Они оборачиваются к двум конвоирам в открытой камере. Те продолжают задавать вопросы, возникающие по мере чтения документов задержанного. Они никак не реагируют на ответы, даже не стараются выслушивать их до конца. Кажется, что главное для них – просто говорить.
–
Эрик, Виржини и Аристид незаметно подходят поближе к камере, делая вид, что их крайне интересует содержимое стоящих рядом с ней автоматов с чипсами и напитками. Конвоир помоложе и поболтливее – красавчик с серыми глазами с поволокой. Второй выше ростом, тоньше, с редкими волосами; но в нем тоже чувствуется огромная сила. Их руки беспрерывно снуют по документам, расправляют их, похлопывают ими по коленям, вертят их в крупных, источающих угрозу ладонях. Уже сами эти руки наводят страх: ясно, что если им окажут сопротивление, то они в нужный момент не дрогнут. Похоже, эти парни из тех, кто гордится, что никогда не бьет заключенных без причины: бить слишком пошло, профессионалы так себя не ведут. Им нельзя носить оружие. Они могут обездвижить голыми руками, умеют сохранять статичное положение на протяжении долгих минут, в ограниченном пространстве, будь то фургон или кресло, привыкли к бесконечной череде наручников. Их отбирают за выдержку, выносливость, за упрямство и целеустремленность.

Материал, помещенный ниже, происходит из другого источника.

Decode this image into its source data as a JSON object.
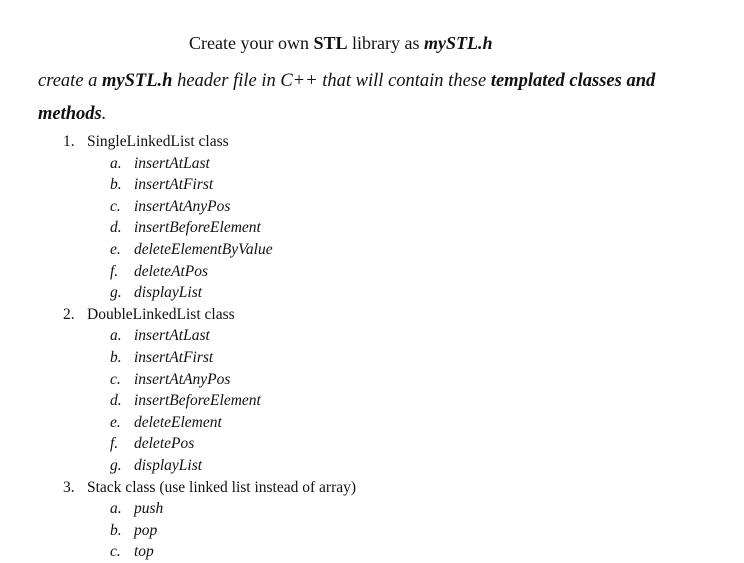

И все же они продолжают послушно допрашивать таджика, не спускают с него глаз, словно со стоящей на плите кастрюли с молоком. По своей воле или насильно, но он сядет в самолет и покинет Францию. Он должен был понять это в тот самый миг, когда они зашли в это нелепое помещение, где не хватает лишь крыс, где каждый уголок, каждый предмет кричит о полной нищете, где все так изношено, что бедность сразу хватает за горло. Он сядет в самолет. Но конвоиры продолжают его допрашивать, желая убедиться в том, что он смирился, что в глубине души он согласен. Они смотрят ему в глаза, словно оценивают, достоин ли их такой противник. Они беседуют с ним, чтобы проверить, но в то же время пытаются отвлечь разговором, зная, что слова успокаивают, смягчают и, возможно, удержат его руку, если ему в голову придет мысль сделать что-то дурное. Они привыкли готовиться к худшему и умеют реагировать, они знают, что все может перемениться за одну секунду. Они помнят, как молодой украинец впал в истерику так быстро, что они не успели и глазом моргнуть, и кинулся в драку против шестерых их коллег; как сомалиец прятал в пищеводе бритвенное лезвие, привязав его на веревке к зубу; как чеченца отправили в рентгеновский центр аэропорта после того, как он по кускам проглотил пять металлических вилок. Асомидин Тохиров для них не только таджик, он – украинец, сомалиец, чеченец, и конвоиры беседуют с ним, словно две болтушки, не слишком стараясь скрыть недоверие, словно два старикана, решившие измотать его разговорами до самой посадки в самолет и тем самым избежать непредвиденных ситуаций. В то же время они изо всех сил пытаются быть милыми – попытка не пытка. Они будто бы хотят угодить ему, предлагают помочь, спрашивают, есть ли у него во Франции машина, о которой нужно позаботиться, хочет ли он позвонить или, например, переодеться, предлагают принести ему костюм, в котором он по прибытии будет выглядеть более презентабельно, рассказывают о формальностях, которые предстоит соблюсти, хотя он ни о чем их не спрашивал, убеждают в том, что решение о его депортации может быть аннулировано даже после его высылки из страны. Эрик, Виржини и Аристид понимают, что конвоиры вполне искренны, и их едва ли не трогает эта неловкая предупредительность, эти неумелые попытки завязать простые, непринужденные отношения с задержанным, добиться того, чтобы высылка прошла как можно спокойнее.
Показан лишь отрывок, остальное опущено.